Robotics made its manufacturing debut in 1962 when General Motors installed the Unimate robot in its New Jersy factory. Early robotics were highly supervised and could perform only one or two limited tasks.
Today, robotics not only perform multiple tasks autonomously, but they can also communicate and collaborate with other robots.
Factories with large production lines can build an entire network of collaborative robots, also called “cobots.” Manufacturers that produce various models of a product can connect tens of thousands of devices and robots to enable a single production line of cobots to adapt and assemble multiple product models. By eliminating setup time and reconfiguration, factories can take advtange of a 24/7/365 production schedule.
Additionally, collaborative robots can quickly produce highly customized products and handle dangerous tasks that pose safety risks to human workers.

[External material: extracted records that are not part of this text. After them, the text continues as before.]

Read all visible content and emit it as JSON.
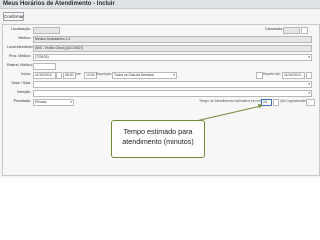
{
  "window": {
    "title": "Meus Horários de Atendimento - Incluir"
  },
  "toolbar": {
    "confirm_label": "Confirmar"
  },
  "form": {
    "localizacao": {
      "label": "Localização:",
      "value": ""
    },
    "medico": {
      "label": "Médico:",
      "value": "Medico Ambulatório 1.2"
    },
    "local": {
      "label": "Local Atendimento:",
      "value": "(500 - Teófilo Otoni) (AG-00007)"
    },
    "proc": {
      "label": "Proc. Médico:",
      "value": "(720103)"
    },
    "rastr": {
      "label": "Rastrei. Médico:",
      "value": ""
    },
    "inicio": {
      "label": "Início:",
      "date": "11/10/2012",
      "time_from": "08:00",
      "ate_label": "até",
      "time_to": "10:00",
      "repeticao_label": "Repetição:",
      "repeticao_value": "Todos os Dias da Semana",
      "repetir_ate_label": "Repetir Até:",
      "repetir_ate_value": "11/10/2012"
    },
    "setor": {
      "label": "Setor / Sala:",
      "value": ""
    },
    "selecao": {
      "label": "Seleção:",
      "value": ""
    },
    "prioridade": {
      "label": "Prioridade:",
      "value": "Privado",
      "tempo_label": "Tempo de Atendimento estimativa em minutos:",
      "tempo_value": "15",
      "qtd_label": "Qtd. Ingr/atendentes:",
      "qtd_value": ""
    },
    "cancelado": {
      "label": "Cancelado:"
    }
  },
  "callout": {
    "text": "Tempo estimado para atendimento (minutos)"
  },
  "colors": {
    "callout_border": "#6f8a36",
    "highlight": "#3a6fb5"
  }
}
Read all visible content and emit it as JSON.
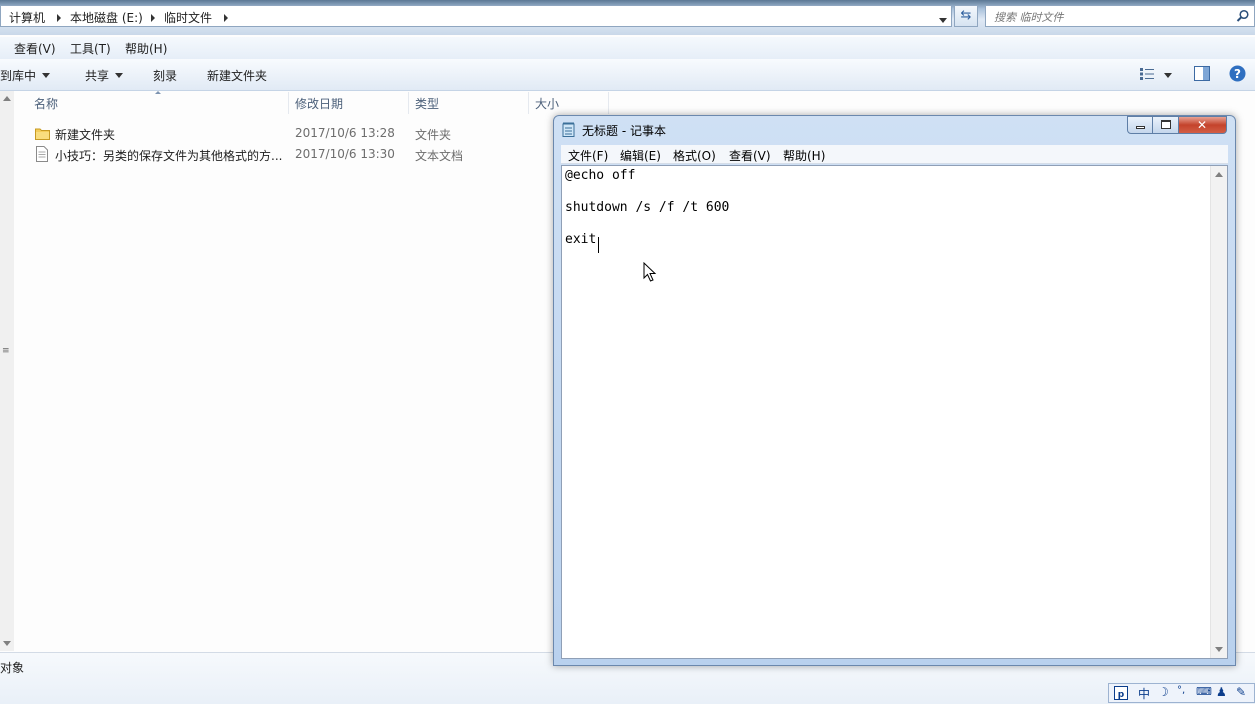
{
  "explorer": {
    "breadcrumb": [
      "计算机",
      "本地磁盘 (E:)",
      "临时文件"
    ],
    "search_placeholder": "搜索 临时文件",
    "menu": [
      "查看(V)",
      "工具(T)",
      "帮助(H)"
    ],
    "toolbar": {
      "include_library": "含到库中",
      "share": "共享",
      "burn": "刻录",
      "new_folder": "新建文件夹"
    },
    "columns": {
      "name": "名称",
      "modified": "修改日期",
      "type": "类型",
      "size": "大小"
    },
    "files": [
      {
        "name": "新建文件夹",
        "modified": "2017/10/6 13:28",
        "type": "文件夹",
        "icon": "folder-icon"
      },
      {
        "name": "小技巧：另类的保存文件为其他格式的方...",
        "modified": "2017/10/6 13:30",
        "type": "文本文档",
        "icon": "text-file-icon"
      }
    ],
    "status": "对象"
  },
  "notepad": {
    "title": "无标题 - 记事本",
    "menu": [
      "文件(F)",
      "编辑(E)",
      "格式(O)",
      "查看(V)",
      "帮助(H)"
    ],
    "lines": [
      "@echo off",
      "shutdown /s /f /t 600",
      "exit"
    ]
  },
  "tray": {
    "ime": "中"
  },
  "colors": {
    "accent": "#2e5f9e",
    "close_button": "#c4432c"
  }
}
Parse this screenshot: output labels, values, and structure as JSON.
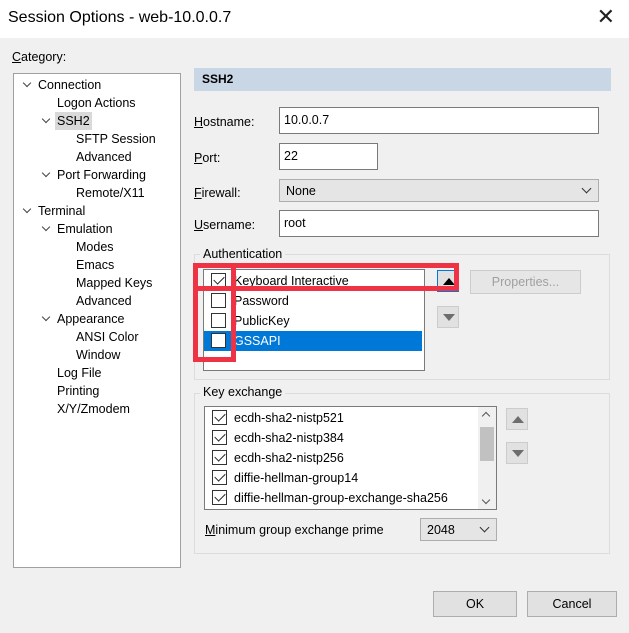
{
  "window": {
    "title": "Session Options - web-10.0.0.7",
    "close_glyph": "✕"
  },
  "category": {
    "label": "Category:",
    "tree": [
      {
        "label": "Connection",
        "expanded": true
      },
      {
        "label": "Logon Actions"
      },
      {
        "label": "SSH2",
        "expanded": true,
        "selected": true
      },
      {
        "label": "SFTP Session"
      },
      {
        "label": "Advanced"
      },
      {
        "label": "Port Forwarding",
        "expanded": true
      },
      {
        "label": "Remote/X11"
      },
      {
        "label": "Terminal",
        "expanded": true
      },
      {
        "label": "Emulation",
        "expanded": true
      },
      {
        "label": "Modes"
      },
      {
        "label": "Emacs"
      },
      {
        "label": "Mapped Keys"
      },
      {
        "label": "Advanced"
      },
      {
        "label": "Appearance",
        "expanded": true
      },
      {
        "label": "ANSI Color"
      },
      {
        "label": "Window"
      },
      {
        "label": "Log File"
      },
      {
        "label": "Printing"
      },
      {
        "label": "X/Y/Zmodem"
      }
    ]
  },
  "ssh2": {
    "header": "SSH2",
    "hostname_label": "Hostname:",
    "hostname_value": "10.0.0.7",
    "port_label": "Port:",
    "port_value": "22",
    "firewall_label": "Firewall:",
    "firewall_value": "None",
    "username_label": "Username:",
    "username_value": "root"
  },
  "authentication": {
    "title": "Authentication",
    "methods": [
      {
        "label": "Keyboard Interactive",
        "checked": true,
        "selected": false
      },
      {
        "label": "Password",
        "checked": false,
        "selected": false
      },
      {
        "label": "PublicKey",
        "checked": false,
        "selected": false
      },
      {
        "label": "GSSAPI",
        "checked": false,
        "selected": true
      }
    ],
    "properties_button": "Properties..."
  },
  "key_exchange": {
    "title": "Key exchange",
    "items": [
      {
        "label": "ecdh-sha2-nistp521",
        "checked": true
      },
      {
        "label": "ecdh-sha2-nistp384",
        "checked": true
      },
      {
        "label": "ecdh-sha2-nistp256",
        "checked": true
      },
      {
        "label": "diffie-hellman-group14",
        "checked": true
      },
      {
        "label": "diffie-hellman-group-exchange-sha256",
        "checked": true
      }
    ],
    "min_group_label": "Minimum group exchange prime",
    "min_group_value": "2048"
  },
  "buttons": {
    "ok": "OK",
    "cancel": "Cancel"
  },
  "colors": {
    "highlight": "#0078d7",
    "annotation_red": "#ee3344",
    "section_header": "#c8d6e5"
  }
}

In its early days, 3–D printing was a popular tool for prototypes and models. But now, 3–D printers can produce highly intricate, multimaterial components and final products. This has enormous implications on a manufacturing supply chain, enabling factories to create their own parts on site and by demand.
The U.S. 3–D printer manufacturing industry has been on a steady rise since 2014 and is projected to reach $17.2 billion in 2020. The ability to create virtually anything — quickly and without retooling — has solidified the value of 3–D printing in manufacturing.
Successful integration of the right IoT solutions can help your manufacturing plant gain a competitive advantage. For most organizations, the biggest hurdle is knowing where to start. Collaborating with a partner in the IoT space can help you plan, implement and launch an IoT solution with minimal disruption and long-term returns on your investment.